Dorothy Li (00:44:20):
But when I would tell VCs on campus at Samford and also professors and classmates that I was going to build an in real life social experience platform. Everybody told me, don’t do it. That’s never going to scale. It’s a bad idea. It’s never going to scale. So that was the number one piece of feedback. And it was universal. Everyone said that. But then I thought, well, if I need to solve this, I do need to solve this problem. And it’s the only thing that works. So I’m going to have to make a bet on myself that I can develop software that can make in real life streamlined to such an extent that it could scale. And I was just very lucky that AI came around when it did, when I’ve been already building in the space and it’s been able to turbocharge us.

Brian Bell (00:45:10):
Amazing.

Dorothy Li (00:45:11):
Yeah.

Brian Bell (00:45:12):
See, the conversation really gets going at about 45 minutes. That’s why we schedule it for 90 minutes. A few more questions. So what metrics do you watch like a hawk every week?

Dorothy Li (00:45:21):
Well, I watch revenue very closely, and this is why. We design our product to be very aligned. Our business outcomes are very aligned with user outcomes. So you pay $25, which is a small amount comparative to the rest of the series to get matched. So we have to do a really good job with matching or else you won’t join the full experience. And then the full experience is 290. And then we have to do such a good job with that full experience in terms of planning and coordination and curation. that you’re excited to do it again or to buy just the planning component. So every step of the funnel, a user only advances through each step of the funnel if you do a really good job in the last step of the funnel. So as a result, I watch revenue.

Brian Bell (00:46:05):
Yeah, so it’s revenue, but it’s also conversion from the stages, right? So from... From like, hey, I’m interested to I, you know, did the 25 to like I did the events and then I converted to like an ongoing. True. What’s the biggest decision you have to make in the next six months and how are you thinking about it?

Dorothy Li (00:46:24):
That’s a good question. Well, we have a couple of really big challenges ahead of us. One is our retention products. that clicks on after the six-week program. We have individual features that seem to be resonating, but putting it together into a collective whole and developing new features that also provide a lot of value is ambiguous. That’s an unknown problem. Well, known problem, the solution is unknown. And another unknown problem with an unknown solution is how are we going to continue to grow through other acquisition channels that we’re not currently aware of.

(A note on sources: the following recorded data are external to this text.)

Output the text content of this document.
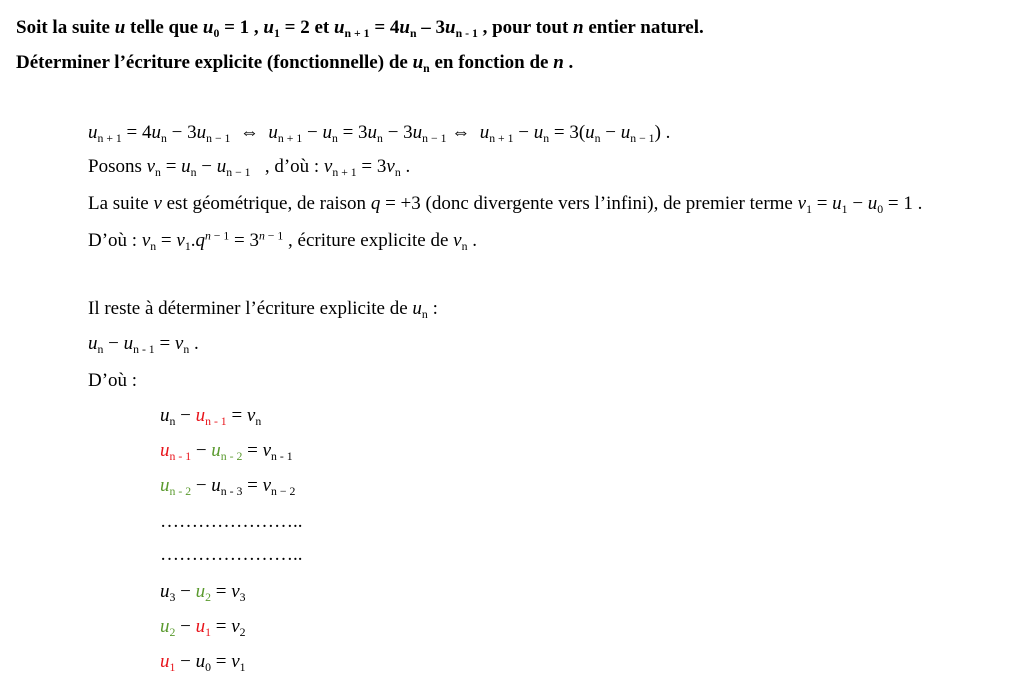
Soit la suite u telle que $u_0 = 1$ , $u_1 = 2$ et $u_n$ $_{+ 1} = 4u_n - 3u_n$ $_{- 1}$ , pour tout n entier naturel.
Déterminer l’écriture explicite (fonctionnelle) de $u_n$ en fonction de n .
$u_n$ $_{+ 1} = 4u_n - 3u_n$ $_{- 1}$  ⇔  $u_n$ $_{+ 1} - u_n = 3u_n - 3u_n$ $_{- 1}$ ⇔  $u_n$ $_{+ 1} - u_n = 3(u_n - u_n$ $_{- 1}$) .
Posons $v_n = u_n - u_n$ $_{- 1}$   , d’où : $v_n$ $_{+ 1} = 3v_n$ .
La suite v est géométrique, de raison q = +3 (donc divergente vers l’infini), de premier terme $v_1 = u_1 - u_0 = 1$ .
D’où : $v_n = v_1.q^{n - 1} = 3^{n - 1}$ , écriture explicite de $v_n$ .
Il reste à déterminer l’écriture explicite de $u_n$ :
$u_n - u_n$ $_{- 1} = v_n$ .
D’où :
$u_n - u_n$ $_{- 1} = v_n$
$u_n$ $_{- 1} - u_n$ $_{- 2} = v_n$ $_{- 1}$
$u_n$ $_{- 2} - u_n$ $_{- 3} = v_n$ $_{- 2}$
…………………..
…………………..
$u_3 - u_2 = v_3$
$u_2 - u_1 = v_2$
$u_1 - u_0 = v_1$
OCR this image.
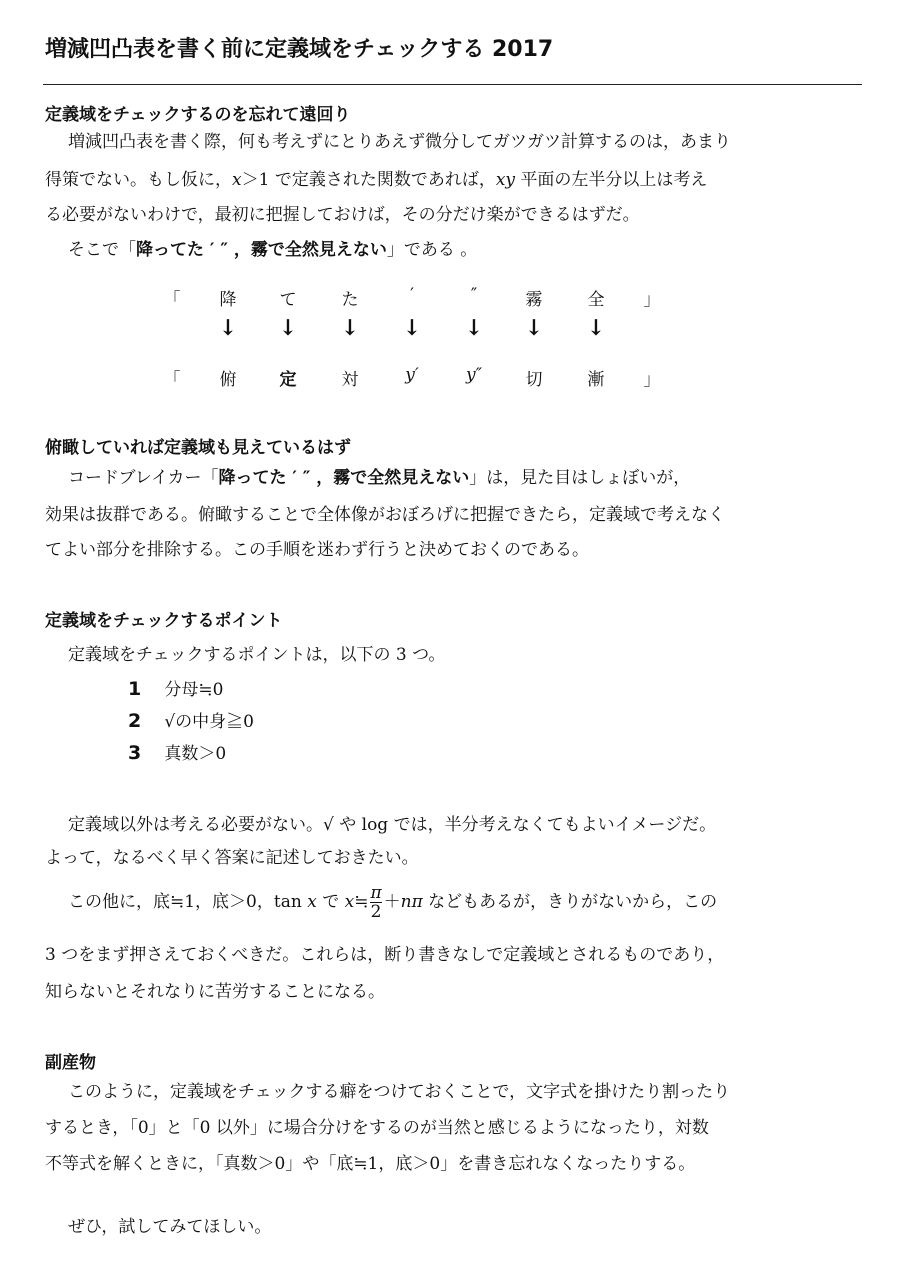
増減凹凸表を書く前に定義域をチェックする 2017
定義域をチェックするのを忘れて遠回り
増減凹凸表を書く際，何も考えずにとりあえず微分してガツガツ計算するのは，あまり
得策でない。もし仮に，x＞1 で定義された関数であれば，xy 平面の左半分以上は考え
る必要がないわけで，最初に把握しておけば，その分だけ楽ができるはずだ。
そこで「降ってた ′ ″ ，霧で全然見えない」である 。
「	降	て	た	′	″	霧	全	」
↓	↓	↓	↓	↓	↓	↓
「	俯	定	対	y′	y″	切	漸	」
俯瞰していれば定義域も見えているはず
コードブレイカー「降ってた ′ ″ ，霧で全然見えない」は，見た目はしょぼいが，
効果は抜群である。俯瞰することで全体像がおぼろげに把握できたら，定義域で考えなく
てよい部分を排除する。この手順を迷わず行うと決めておくのである。
定義域をチェックするポイント
定義域をチェックするポイントは，以下の 3 つ。
1 分母≒0
2 √の中身≧0
3 真数＞0
定義域以外は考える必要がない。√ や log では，半分考えなくてもよいイメージだ。
よって，なるべく早く答案に記述しておきたい。
この他に，底≒1，底＞0，tan x で x≒ $\frac{\pi}{2} +n\pi$ などもあるが，きりがないから，この
3 つをまず押さえておくべきだ。これらは，断り書きなしで定義域とされるものであり，
知らないとそれなりに苦労することになる。
副産物
このように，定義域をチェックする癖をつけておくことで，文字式を掛けたり割ったり
するとき，「0」と「0 以外」に場合分けをするのが当然と感じるようになったり，対数
不等式を解くときに，「真数＞0」や「底≒1，底＞0」を書き忘れなくなったりする。
ぜひ，試してみてほしい。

So those are the two biggest challenges ahead of us. If I had to rank them, retention, summer one, and then figuring out new ways to grow is number two.

Brian Bell (00:47:07):
Yeah. Well, this has been an awesome conversation. I really enjoyed it. I got to talk about myself too.

Dorothy Li (00:47:12):
So yeah, thanks for sharing.

Brian Bell (00:47:15):
For the women listening, where can they find you online and find out how to join the network?

Dorothy Li (00:47:20):
Yeah, we’re in the app store in Google Play as Real Roots. And on web, we are at therealroots.com.

Brian Bell (00:47:27):
All right. Thanks so much, Dorothy.

Dorothy Li (00:47:29):
Thank you, Brian. Thanks for having me.